Op een zonnige zondag trok ik met mijn vrouw en mijn twee zoontjes van 8 en 9 naar het museum. Een provisorische luifel van steigerpijpen begeleidde ons aan de straatzijde naar binnen, waar we een bouwhelm en een plattegrond krijgen uitgereikt. We lopen verder, langs de ingepakte gebogen wand van kunstenaar Richard Serra, waarna mijn jongste zoon ineens zegt: ‘Ik herinner me dat hier ergens een geheime kamer was met van die spiegels en ronde dingetjes op de vloer. Kan dat?’ Ik ben verheugd dat de bijzondere ervaring van de Infiniti Mirror Room – Phalli’s Field van de Japanse kunstenaar Yayoi Kusama kennelijk nog aanwezig is in zijn geheugen.
Even verderop staat we op het drie-gebouwen-punt, waar de ruwe uitgewassen betonnen kolommen van het bouwdeel van Alexander Bodon uit 1972 en de gladde betonnen wanden van de aanbouw van Paul Robbrecht en Hilde Daem uit 2003 samen komen en zicht geeft op de bakstenen wand van het oudste deel van het museum, de vleugel van Ad van der Steur uit 1935. De route vervolgt door deze vleugel. In de ronding van een omhooglopende trap plaatste Kevin Osepa (1994) een stang met gekleurde ‘vacht’ die in wisselende snelheden en richtingen om zijn as draait.

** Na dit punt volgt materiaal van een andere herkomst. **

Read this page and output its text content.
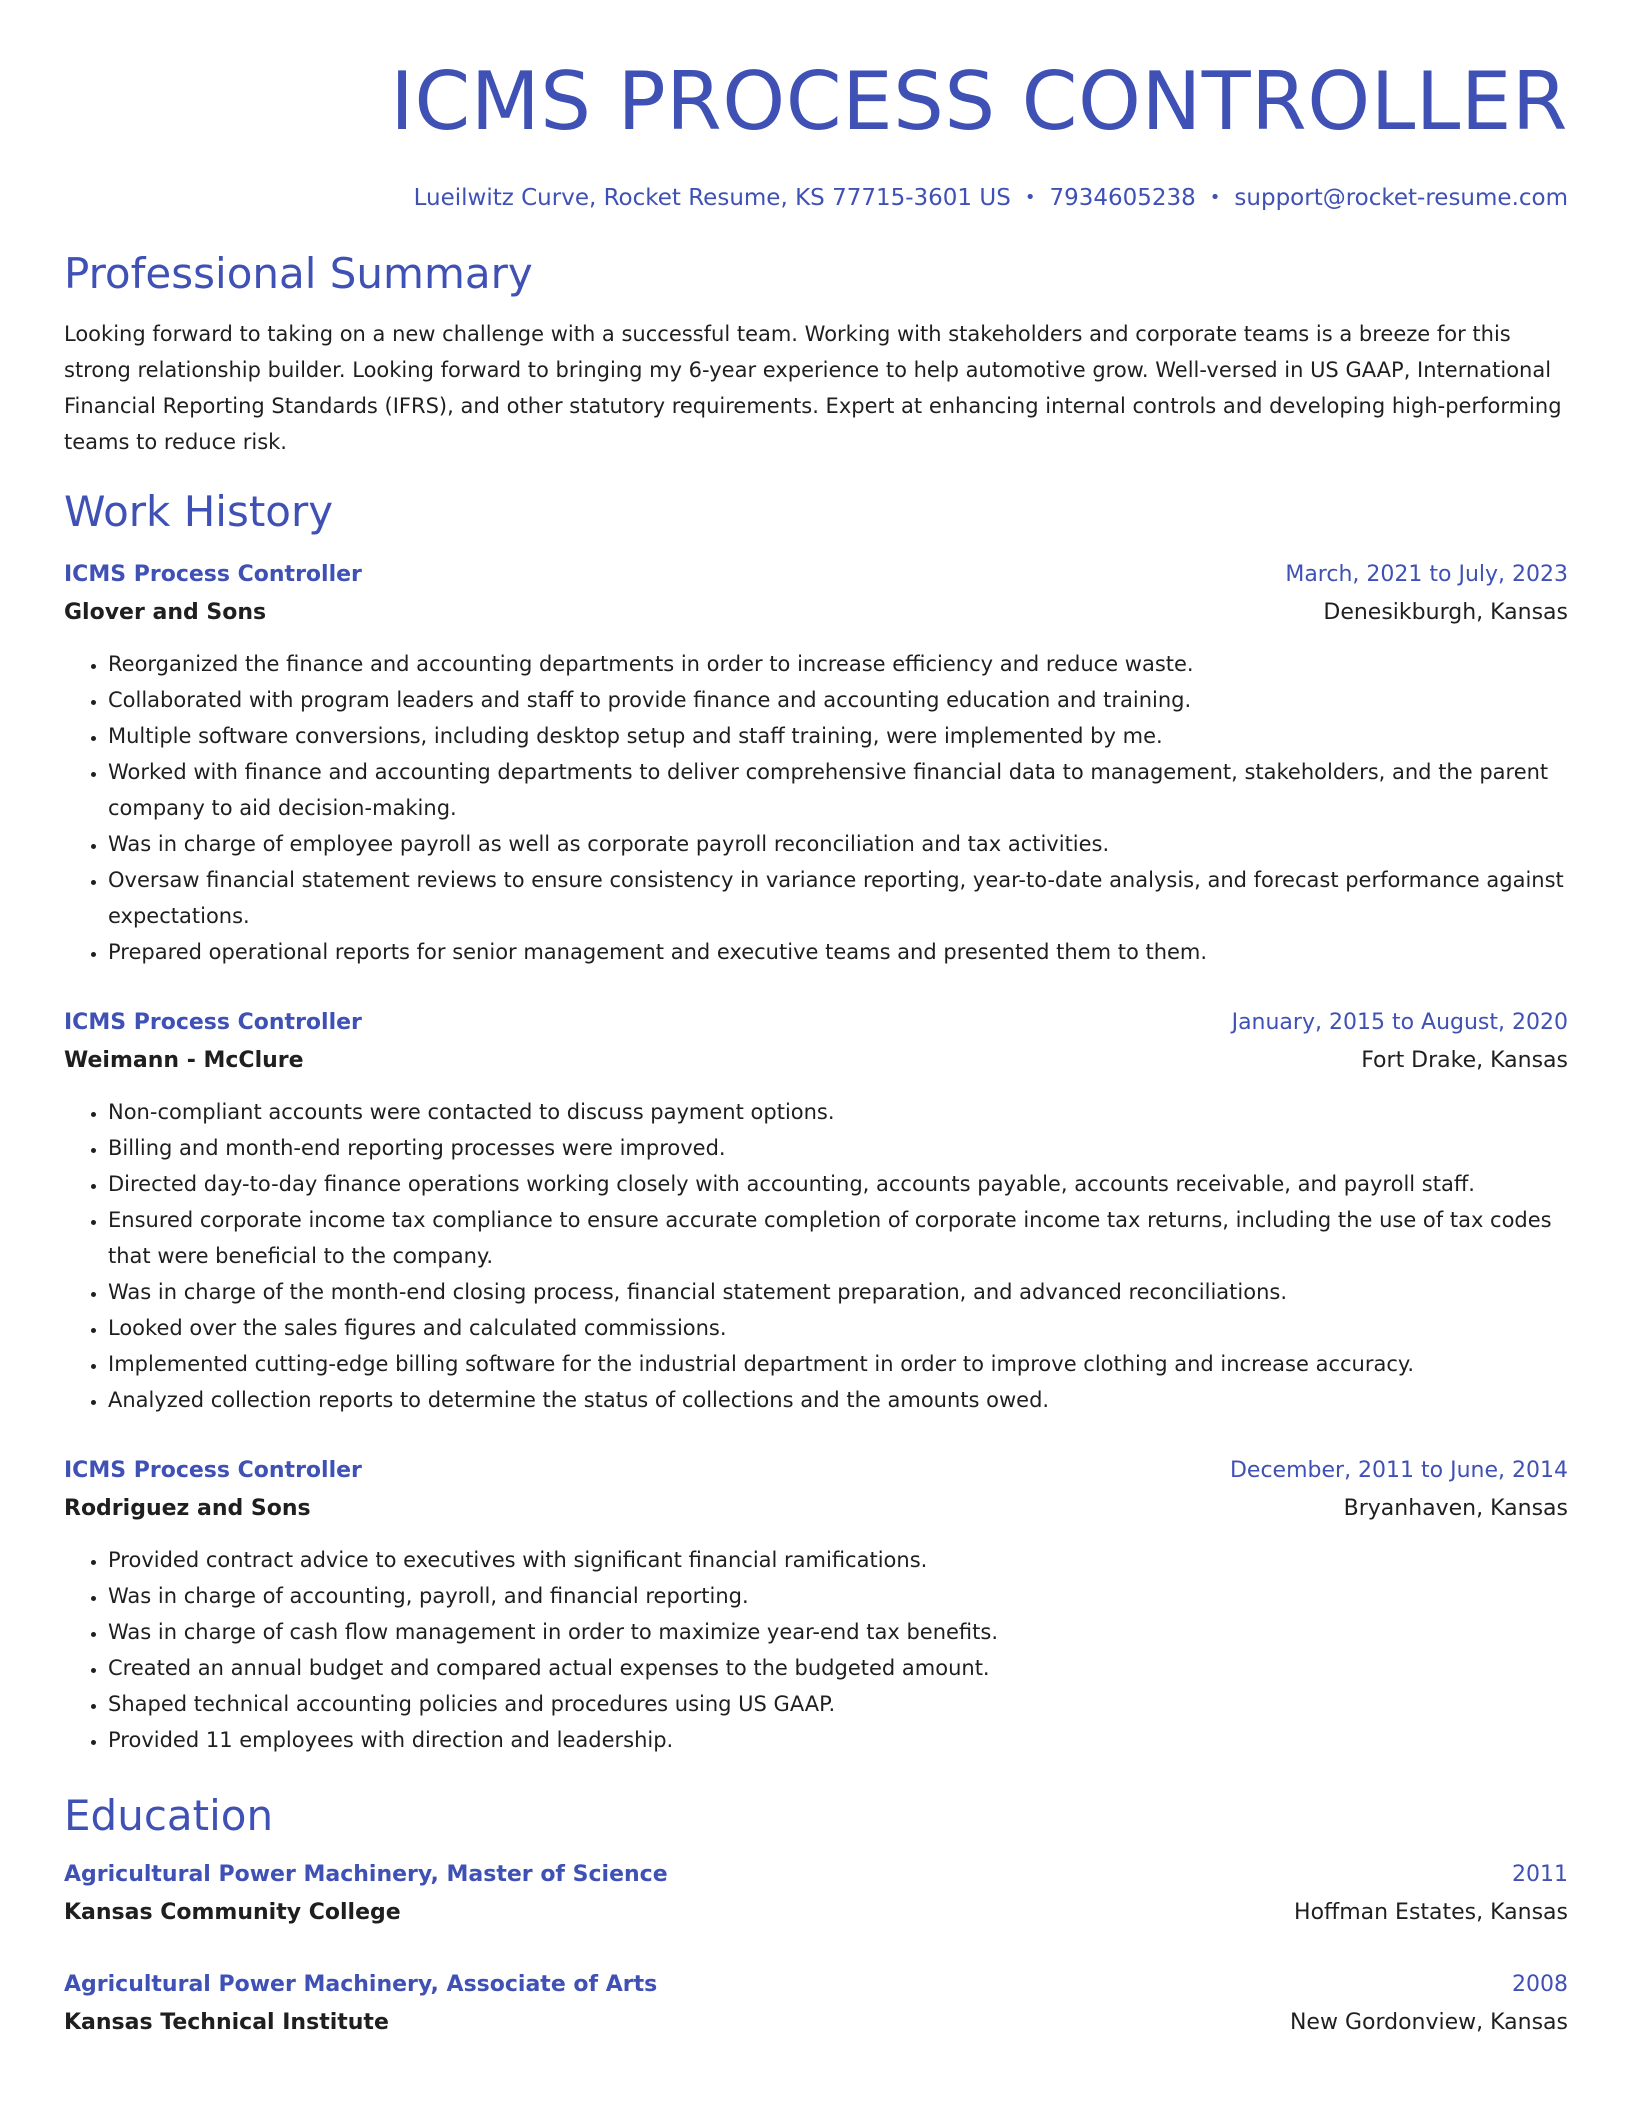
ICMS PROCESS CONTROLLER
Lueilwitz Curve, Rocket Resume, KS 77715-3601 US • 7934605238 • support@rocket-resume.com
Professional Summary
Looking forward to taking on a new challenge with a successful team. Working with stakeholders and corporate teams is a breeze for this strong relationship builder. Looking forward to bringing my 6-year experience to help automotive grow. Well-versed in US GAAP, International Financial Reporting Standards (IFRS), and other statutory requirements. Expert at enhancing internal controls and developing high-performing teams to reduce risk.
Work History
ICMS Process Controller	March, 2021 to July, 2023
Glover and Sons	Denesikburgh, Kansas
• Reorganized the finance and accounting departments in order to increase efficiency and reduce waste.
• Collaborated with program leaders and staff to provide finance and accounting education and training.
• Multiple software conversions, including desktop setup and staff training, were implemented by me.
• Worked with finance and accounting departments to deliver comprehensive financial data to management, stakeholders, and the parent company to aid decision-making.
• Was in charge of employee payroll as well as corporate payroll reconciliation and tax activities.
• Oversaw financial statement reviews to ensure consistency in variance reporting, year-to-date analysis, and forecast performance against expectations.
• Prepared operational reports for senior management and executive teams and presented them to them.
ICMS Process Controller	January, 2015 to August, 2020
Weimann - McClure	Fort Drake, Kansas
• Non-compliant accounts were contacted to discuss payment options.
• Billing and month-end reporting processes were improved.
• Directed day-to-day finance operations working closely with accounting, accounts payable, accounts receivable, and payroll staff.
• Ensured corporate income tax compliance to ensure accurate completion of corporate income tax returns, including the use of tax codes that were beneficial to the company.
• Was in charge of the month-end closing process, financial statement preparation, and advanced reconciliations.
• Looked over the sales figures and calculated commissions.
• Implemented cutting-edge billing software for the industrial department in order to improve clothing and increase accuracy.
• Analyzed collection reports to determine the status of collections and the amounts owed.
ICMS Process Controller	December, 2011 to June, 2014
Rodriguez and Sons	Bryanhaven, Kansas
• Provided contract advice to executives with significant financial ramifications.
• Was in charge of accounting, payroll, and financial reporting.
• Was in charge of cash flow management in order to maximize year-end tax benefits.
• Created an annual budget and compared actual expenses to the budgeted amount.
• Shaped technical accounting policies and procedures using US GAAP.
• Provided 11 employees with direction and leadership.
Education
Agricultural Power Machinery, Master of Science	2011
Kansas Community College	Hoffman Estates, Kansas
Agricultural Power Machinery, Associate of Arts	2008
Kansas Technical Institute	New Gordonview, Kansas
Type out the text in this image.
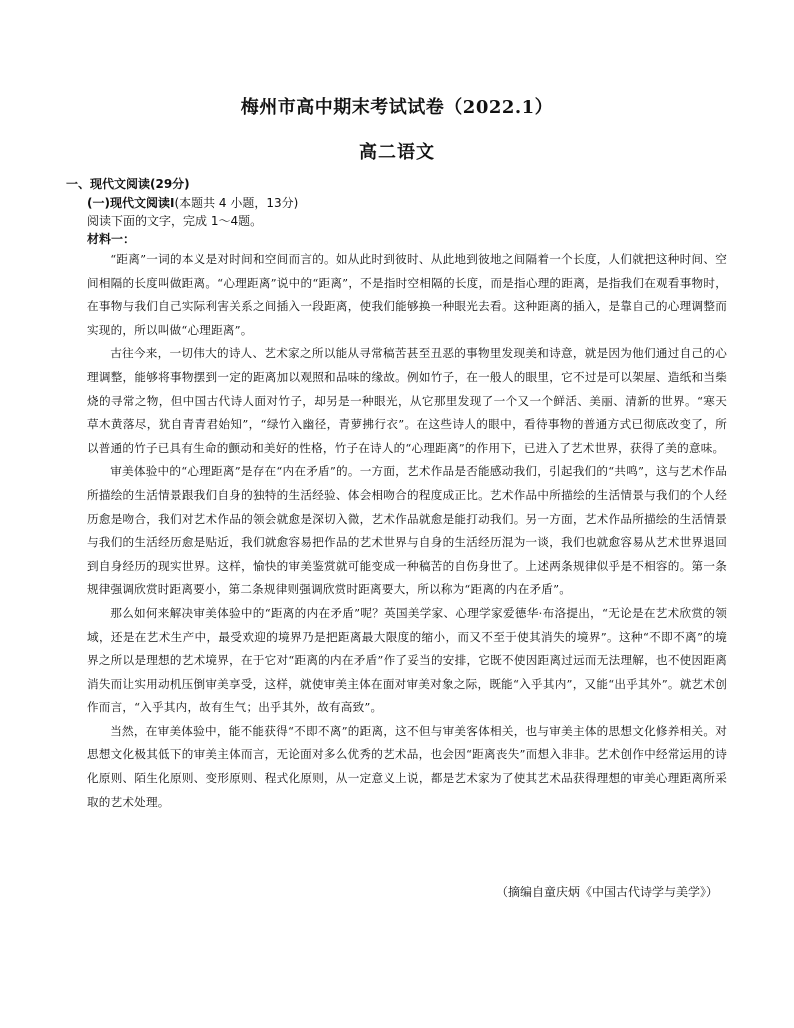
梅州市高中期末考试试卷（2022.1）
高二语文
一、现代文阅读(29分)
(一)现代文阅读Ⅰ(本题共 4 小题，13分)
阅读下面的文字，完成 1～4题。
材料一：

“距离”一词的本义是对时间和空间而言的。如从此时到彼时、从此地到彼地之间隔着一个长度，人们就把这种时间、空间相隔的长度叫做距离。“心理距离”说中的“距离”，不是指时空相隔的长度，而是指心理的距离，是指我们在观看事物时，在事物与我们自己实际利害关系之间插入一段距离，使我们能够换一种眼光去看。这种距离的插入，是靠自己的心理调整而实现的，所以叫做“心理距离”。

古往今来，一切伟大的诗人、艺术家之所以能从寻常稿苦甚至丑恶的事物里发现美和诗意，就是因为他们通过自己的心理调整，能够将事物摆到一定的距离加以观照和品味的缘故。例如竹子，在一般人的眼里，它不过是可以架屋、造纸和当柴烧的寻常之物，但中国古代诗人面对竹子，却另是一种眼光，从它那里发现了一个又一个鲜活、美丽、清新的世界。“寒天草木黄落尽，犹自青青君始知”，“绿竹入幽径，青萝拂行衣”。在这些诗人的眼中，看待事物的普通方式已彻底改变了，所以普通的竹子已具有生命的颤动和美好的性格，竹子在诗人的“心理距离”的作用下，已进入了艺术世界，获得了美的意味。

审美体验中的“心理距离”是存在“内在矛盾”的。一方面，艺术作品是否能感动我们，引起我们的“共鸣”，这与艺术作品所描绘的生活情景跟我们自身的独特的生活经验、体会相吻合的程度成正比。艺术作品中所描绘的生活情景与我们的个人经历愈是吻合，我们对艺术作品的领会就愈是深切入微，艺术作品就愈是能打动我们。另一方面，艺术作品所描绘的生活情景与我们的生活经历愈是贴近，我们就愈容易把作品的艺术世界与自身的生活经历混为一谈，我们也就愈容易从艺术世界退回到自身经历的现实世界。这样，愉快的审美鉴赏就可能变成一种稿苦的自伤身世了。上述两条规律似乎是不相容的。第一条规律强调欣赏时距离要小，第二条规律则强调欣赏时距离要大，所以称为“距离的内在矛盾”。

那么如何来解决审美体验中的“距离的内在矛盾”呢？英国美学家、心理学家爱德华·布洛提出，“无论是在艺术欣赏的领域，还是在艺术生产中，最受欢迎的境界乃是把距离最大限度的缩小，而又不至于使其消失的境界”。这种“不即不离”的境界之所以是理想的艺术境界，在于它对“距离的内在矛盾”作了妥当的安排，它既不使因距离过远而无法理解，也不使因距离消失而让实用动机压倒审美享受，这样，就使审美主体在面对审美对象之际，既能“入乎其内”，又能“出乎其外”。就艺术创作而言，“入乎其内，故有生气；出乎其外，故有高致”。

当然，在审美体验中，能不能获得“不即不离”的距离，这不但与审美客体相关，也与审美主体的思想文化修养相关。对思想文化极其低下的审美主体而言，无论面对多么优秀的艺术品，也会因“距离丧失”而想入非非。艺术创作中经常运用的诗化原则、陌生化原则、变形原则、程式化原则，从一定意义上说，都是艺术家为了使其艺术品获得理想的审美心理距离所采取的艺术处理。

（摘编自童庆炳《中国古代诗学与美学》）
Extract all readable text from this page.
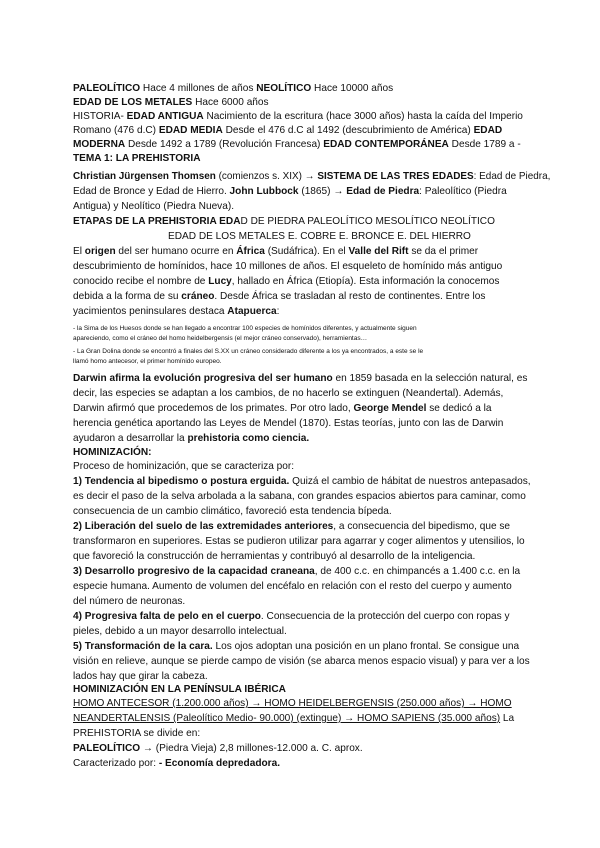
PALEOLÍTICO Hace 4 millones de años NEOLÍTICO Hace 10000 años
EDAD DE LOS METALES Hace 6000 años
HISTORIA- EDAD ANTIGUA Nacimiento de la escritura (hace 3000 años) hasta la caída del Imperio
Romano (476 d.C) EDAD MEDIA Desde el 476 d.C al 1492 (descubrimiento de América) EDAD
MODERNA Desde 1492 a 1789 (Revolución Francesa) EDAD CONTEMPORÁNEA Desde 1789 a -
TEMA 1: LA PREHISTORIA
Christian Jürgensen Thomsen (comienzos s. XIX) → SISTEMA DE LAS TRES EDADES: Edad de Piedra,
Edad de Bronce y Edad de Hierro. John Lubbock (1865) → Edad de Piedra: Paleolítico (Piedra
Antigua) y Neolítico (Piedra Nueva).
ETAPAS DE LA PREHISTORIA EDAD DE PIEDRA PALEOLÍTICO MESOLÍTICO NEOLÍTICO
EDAD DE LOS METALES E. COBRE E. BRONCE E. DEL HIERRO
El origen del ser humano ocurre en África (Sudáfrica). En el Valle del Rift se da el primer
descubrimiento de homínidos, hace 10 millones de años. El esqueleto de homínido más antiguo
conocido recibe el nombre de Lucy, hallado en África (Etiopía). Esta información la conocemos
debida a la forma de su cráneo. Desde África se trasladan al resto de continentes. Entre los
yacimientos peninsulares destaca Atapuerca:
- la Sima de los Huesos donde se han llegado a encontrar 100 especies de homínidos diferentes, y actualmente siguen
apareciendo, como el cráneo del homo heidelbergensis (el mejor cráneo conservado), herramientas…
- La Gran Dolina donde se encontró a finales del S.XX un cráneo considerado diferente a los ya encontrados, a este se le
llamó homo antecesor, el primer homínido europeo.
Darwin afirma la evolución progresiva del ser humano en 1859 basada en la selección natural, es
decir, las especies se adaptan a los cambios, de no hacerlo se extinguen (Neandertal). Además,
Darwin afirmó que procedemos de los primates. Por otro lado, George Mendel se dedicó a la
herencia genética aportando las Leyes de Mendel (1870). Estas teorías, junto con las de Darwin
ayudaron a desarrollar la prehistoria como ciencia.
HOMINIZACIÓN:
Proceso de hominización, que se caracteriza por:
1) Tendencia al bipedismo o postura erguida. Quizá el cambio de hábitat de nuestros antepasados,
es decir el paso de la selva arbolada a la sabana, con grandes espacios abiertos para caminar, como
consecuencia de un cambio climático, favoreció esta tendencia bípeda.
2) Liberación del suelo de las extremidades anteriores, a consecuencia del bipedismo, que se
transformaron en superiores. Estas se pudieron utilizar para agarrar y coger alimentos y utensilios, lo
que favoreció la construcción de herramientas y contribuyó al desarrollo de la inteligencia.
3) Desarrollo progresivo de la capacidad craneana, de 400 c.c. en chimpancés a 1.400 c.c. en la
especie humana. Aumento de volumen del encéfalo en relación con el resto del cuerpo y aumento
del número de neuronas.
4) Progresiva falta de pelo en el cuerpo. Consecuencia de la protección del cuerpo con ropas y
pieles, debido a un mayor desarrollo intelectual.
5) Transformación de la cara. Los ojos adoptan una posición en un plano frontal. Se consigue una
visión en relieve, aunque se pierde campo de visión (se abarca menos espacio visual) y para ver a los
lados hay que girar la cabeza.
HOMINIZACIÓN EN LA PENÍNSULA IBÉRICA
HOMO ANTECESOR (1.200.000 años) → HOMO HEIDELBERGENSIS (250.000 años) → HOMO
NEANDERTALENSIS (Paleolítico Medio- 90.000) (extingue) → HOMO SAPIENS (35.000 años) La
PREHISTORIA se divide en:
PALEOLÍTICO → (Piedra Vieja) 2,8 millones-12.000 a. C. aprox.
Caracterizado por: - Economía depredadora.
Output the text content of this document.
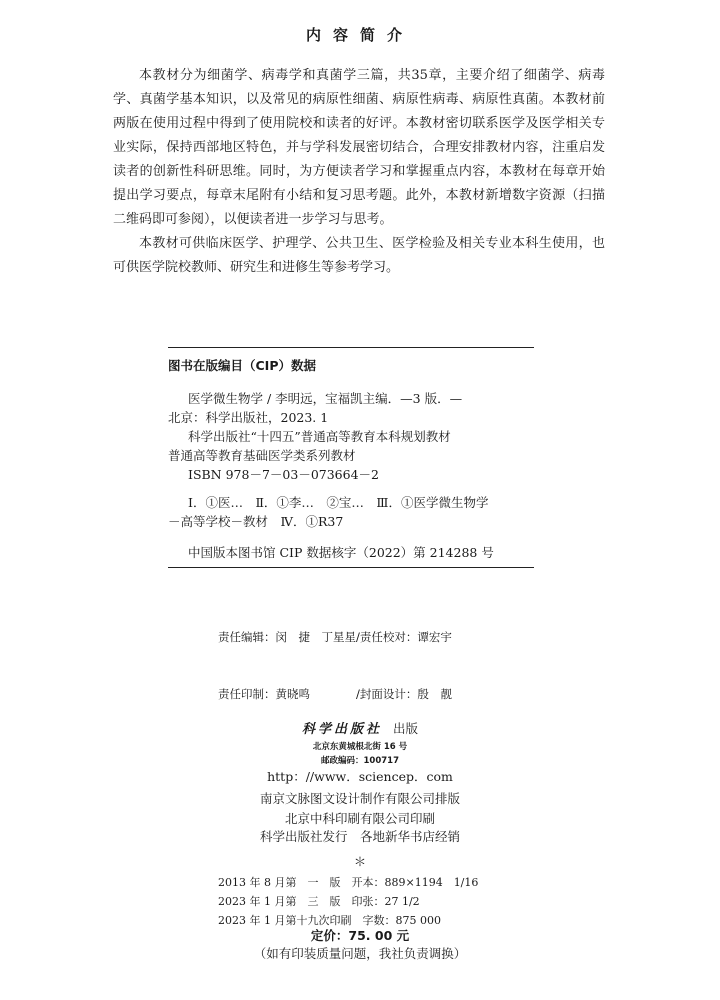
内容简介

本教材分为细菌学、病毒学和真菌学三篇，共35章，主要介绍了细菌学、病毒学、真菌学基本知识，以及常见的病原性细菌、病原性病毒、病原性真菌。本教材前两版在使用过程中得到了使用院校和读者的好评。本教材密切联系医学及医学相关专业实际，保持西部地区特色，并与学科发展密切结合，合理安排教材内容，注重启发读者的创新性科研思维。同时，为方便读者学习和掌握重点内容，本教材在每章开始提出学习要点，每章末尾附有小结和复习思考题。此外，本教材新增数字资源（扫描二维码即可参阅），以便读者进一步学习与思考。

本教材可供临床医学、护理学、公共卫生、医学检验及相关专业本科生使用，也可供医学院校教师、研究生和进修生等参考学习。

图书在版编目（CIP）数据
医学微生物学 / 李明远，宝福凯主编．—3 版．—
北京：科学出版社，2023. 1
科学出版社“十四五”普通高等教育本科规划教材
普通高等教育基础医学类系列教材
ISBN 978－7－03－073664－2
Ⅰ．①医…　Ⅱ．①李…　②宝…　Ⅲ．①医学微生物学
－高等学校－教材　Ⅳ．①R37
中国版本图书馆 CIP 数据核字（2022）第 214288 号

责任编辑：闵　捷　丁星星/责任校对：谭宏宇

责任印制：黄晓鸣　　　　/封面设计：殷　靓

科学出版社 出版
北京东黄城根北街 16 号
邮政编码：100717
http：//www．sciencep．com
南京文脉图文设计制作有限公司排版
北京中科印刷有限公司印刷
科学出版社发行　各地新华书店经销
＊
2013 年 8 月第　一　版　开本：889×1194　1/16
2023 年 1 月第　三　版　印张：27 1/2
2023 年 1 月第十九次印刷　字数：875 000
定价：75. 00 元
（如有印装质量问题，我社负责调换）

Het houdt het midden tussen een dansend monster en een borstel uit een autowasstraat en nodigt uit tot aanraking terwijl we naar boven lopen. Op de wanden van de lege zalen prijken de sierlijke letters van kunstenaarsduo Gijs Frieling (1966) en Job Wouters (1980).
Nog een bijzonder moment beleven we in de grote tentoonstellingszaal van Bodon waar we ooit de reusachtige drollen van kunstenaarscollectief Gelatin bekeken. Kunstenaar Melanie Bonajo (1978) heeft er orgaanvormige ligkussens neergelegd en doeken opgehangen. Op een groot projectiescherm is haar film ‘When the body says Yes’ te zien. Op het scherm glibberen talloze naakte lichamen langs elkaar heen. Billen, piemels, borsten, maar ook lichamelijke afwijkingen en littekens komen prominent in beeld. Sommige mensen werpen een blik en lopen gegeneerd door. Ikzelf voel ook wat ongemak, mijn zoons kijken zonder enige gêne naar de film.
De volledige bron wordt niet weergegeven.